6 de setembro de 2014

Pequena Cartografia da Prosa Brasileira Contemporânea por Marcelo Ariel : Amélia Loureiro



MENINÍNIMA

Ao nascer disse C’EST PLUS TARD.

Agora eu só quero dizer daquilo que não compreendo. Quero ver se posso ficar inteira fazendo isto: escrever. Se isto pode me ajudar a atravessar a superfície comum. Se posso misturar isto ao meu corpo que dança e continuar sentindo a alegria delicada desse delírio cheio de luz. Se escrever me fizer notar a dor no maxilar agora que rio depois de toda a vida séria.

Se for capaz de me fazer aceitar todo o poder do tremor, se escondido não vier o nauseante que já existe. Sim, o que sempre se adianta sou eu, este texto escrito pelo mundo. Mas este tremor! Como é diferente e divertida a dança impressa no meu corpo por este relâmpago. Trovão, pode me rasgar, mostre a sua luz e o seu som ao meu medo! Medo, pode se mostrar inteiro agora que eu te olho. Nunca cantei e nunca ouvi o que me vem agora.

Se eu puder ouvir é o projeto da escrita. Se escrever me ajudar a permanecer no presente por meses sem fim... Estar com o presente e não com a literatura. 

Nasci, grita o corpo. Se escrever me ajudar a esperar a chegada das entidades inéditas de dentro deste corpo...no corpo com o corpo....do corpo....

Se a escrita me tirar de dentro do meu quarto 2x2, e me fizer dobrar sobre mim para ouvir o som do sangue dentro da abóboda do corpo. E se não me fizer desejar um outro momento igual, penso que o tempo da escrita pode me salvar.

Se eu permanecer apenas olhando o que sai pela mão do meu corpo, a escrita não me permitindo pensar, as lágrimas poderão vir e trazer o muito além da palavra e levar.

Um terremoto está acontecendo dentro de mim ao chorar com pleno gosto, humilhando-me no recurso da escrita. Agora este gozo por ter o meu corpo de volta. A sua música. (Quanta surdez!) Mas meu corpo não fica comigo continuamente. O Belo Estranho.

E a escrita me faz aceitar que seja apenas agora. Não sei por quanto tempo Esta Presença, os ditames. A marca, minha desconfiança. Ainda esta lua-de-mel aterradora. A escrita prolongando tudo. Alarme! Não sei o quanto posso suportar da realidade do meu corpo junto a mim!

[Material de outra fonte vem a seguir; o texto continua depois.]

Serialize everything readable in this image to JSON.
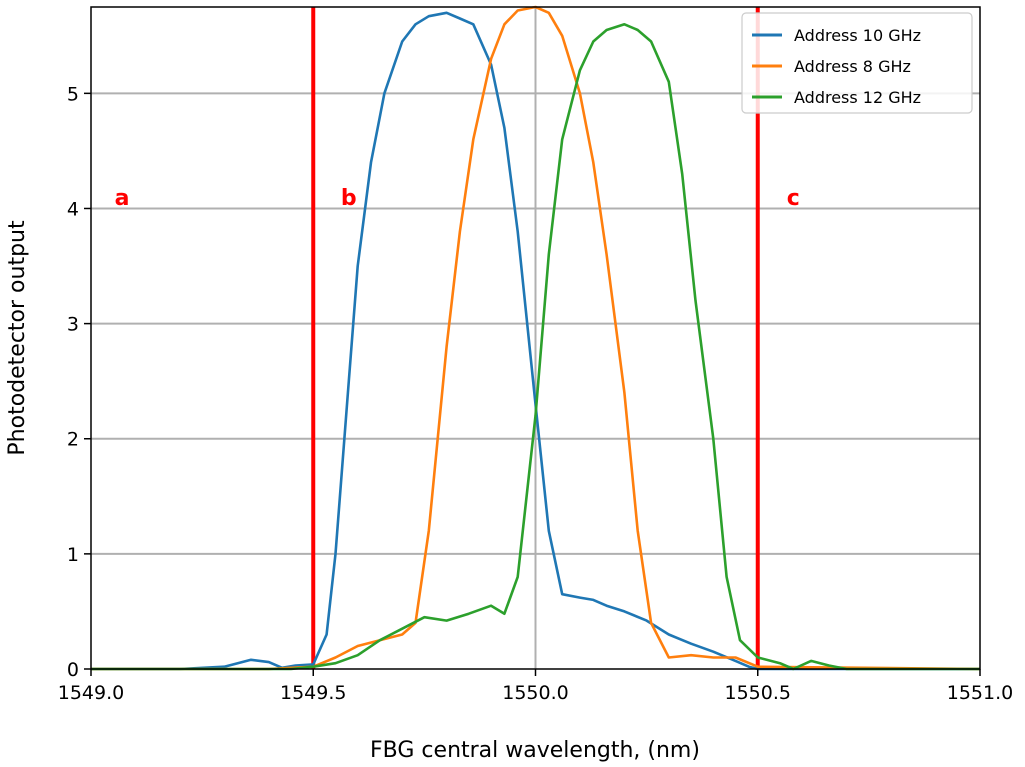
{
  "chart_data": {
    "type": "line",
    "title": "",
    "xlabel": "FBG central wavelength, (nm)",
    "ylabel": "Photodetector output",
    "xlim": [
      1549.0,
      1551.0
    ],
    "ylim": [
      0,
      5.75
    ],
    "xticks": [
      1549.0,
      1549.5,
      1550.0,
      1550.5,
      1551.0
    ],
    "xtick_labels": [
      "1549.0",
      "1549.5",
      "1550.0",
      "1550.5",
      "1551.0"
    ],
    "yticks": [
      0,
      1,
      2,
      3,
      4,
      5
    ],
    "ytick_labels": [
      "0",
      "1",
      "2",
      "3",
      "4",
      "5"
    ],
    "grid": "horizontal",
    "center_line_x": 1550.0,
    "legend_position": "top-right",
    "series": [
      {
        "name": "Address 10 GHz",
        "color": "#1f77b4",
        "x": [
          1549.0,
          1549.2,
          1549.3,
          1549.33,
          1549.36,
          1549.4,
          1549.43,
          1549.46,
          1549.5,
          1549.53,
          1549.55,
          1549.58,
          1549.6,
          1549.63,
          1549.66,
          1549.7,
          1549.73,
          1549.76,
          1549.8,
          1549.83,
          1549.86,
          1549.9,
          1549.93,
          1549.96,
          1550.0,
          1550.03,
          1550.06,
          1550.1,
          1550.13,
          1550.16,
          1550.2,
          1550.25,
          1550.3,
          1550.35,
          1550.4,
          1550.45,
          1550.48,
          1550.5,
          1550.55,
          1551.0
        ],
        "y": [
          0.0,
          0.0,
          0.02,
          0.05,
          0.08,
          0.06,
          0.01,
          0.03,
          0.04,
          0.3,
          1.0,
          2.5,
          3.5,
          4.4,
          5.0,
          5.45,
          5.6,
          5.67,
          5.7,
          5.65,
          5.6,
          5.25,
          4.7,
          3.8,
          2.3,
          1.2,
          0.65,
          0.62,
          0.6,
          0.55,
          0.5,
          0.42,
          0.3,
          0.22,
          0.15,
          0.07,
          0.02,
          0.0,
          0.0,
          0.0
        ]
      },
      {
        "name": "Address 8 GHz",
        "color": "#ff7f0e",
        "x": [
          1549.0,
          1549.4,
          1549.5,
          1549.55,
          1549.6,
          1549.65,
          1549.7,
          1549.73,
          1549.76,
          1549.8,
          1549.83,
          1549.86,
          1549.9,
          1549.93,
          1549.96,
          1550.0,
          1550.03,
          1550.06,
          1550.1,
          1550.13,
          1550.16,
          1550.2,
          1550.23,
          1550.26,
          1550.3,
          1550.35,
          1550.4,
          1550.45,
          1550.5,
          1551.0
        ],
        "y": [
          0.0,
          0.0,
          0.02,
          0.1,
          0.2,
          0.25,
          0.3,
          0.4,
          1.2,
          2.8,
          3.8,
          4.6,
          5.3,
          5.6,
          5.72,
          5.75,
          5.7,
          5.5,
          5.0,
          4.4,
          3.6,
          2.4,
          1.2,
          0.4,
          0.1,
          0.12,
          0.1,
          0.1,
          0.02,
          0.0
        ]
      },
      {
        "name": "Address 12 GHz",
        "color": "#2ca02c",
        "x": [
          1549.0,
          1549.45,
          1549.5,
          1549.55,
          1549.6,
          1549.65,
          1549.7,
          1549.75,
          1549.8,
          1549.85,
          1549.9,
          1549.93,
          1549.96,
          1550.0,
          1550.03,
          1550.06,
          1550.1,
          1550.13,
          1550.16,
          1550.2,
          1550.23,
          1550.26,
          1550.3,
          1550.33,
          1550.36,
          1550.4,
          1550.43,
          1550.46,
          1550.5,
          1550.55,
          1550.58,
          1550.62,
          1550.66,
          1550.7,
          1551.0
        ],
        "y": [
          0.0,
          0.0,
          0.02,
          0.05,
          0.12,
          0.25,
          0.35,
          0.45,
          0.42,
          0.48,
          0.55,
          0.48,
          0.8,
          2.2,
          3.6,
          4.6,
          5.2,
          5.45,
          5.55,
          5.6,
          5.55,
          5.45,
          5.1,
          4.3,
          3.2,
          2.0,
          0.8,
          0.25,
          0.1,
          0.05,
          0.0,
          0.07,
          0.03,
          0.0,
          0.0
        ]
      }
    ],
    "vertical_markers": [
      {
        "x": 1549.5,
        "color": "#ff0000"
      },
      {
        "x": 1550.5,
        "color": "#ff0000"
      }
    ],
    "annotations": [
      {
        "text": "a",
        "x": 1549.07,
        "y": 4.1,
        "color": "#ff0000"
      },
      {
        "text": "b",
        "x": 1549.58,
        "y": 4.1,
        "color": "#ff0000"
      },
      {
        "text": "c",
        "x": 1550.58,
        "y": 4.1,
        "color": "#ff0000"
      }
    ]
  }
}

Prece: que eu me abra à minha própria presença. Exigência: liberdade para meu corpo, civilização. (Eu te dei o nome, você se esquece.) Corpo sem lar. Corpo-lar. Meu corpo não é uma palavra.  E se a escrita pode me mostrar este momento e expandir a experiência, isto é tudo.

Letras e sonoridades, uma trama embrionária, um urdir esgarçante é a minha vida. De ponta cabeça na escuridão da linguagem. Procuro o tom para dar início ao canto. Não sei o que faz o fio ficar esticado, vou querer observar. (Sempre bambo, coração rimando com mão, o medo de repetir e ainda assim repetir.) Esperar é o fio esticado?

Se a escrita puder ser para mim um lugar onde por minhas mãos enquanto aguardo, e se junto não vier o nauseante que já existe e me faz sofrer ânsias de tédio. Se a escrita puder ser um cipó sobre abismos, um fundo fofo e falso me convidando a soltar meus braços e pernas de uma vez. A escuridão fofa bem funda explodindo em sumos e painas de volumes desconhecidos, e talvez de tão fundo um céu se abra. E mais um e outro céu: céus e céus com abismos se abrindo!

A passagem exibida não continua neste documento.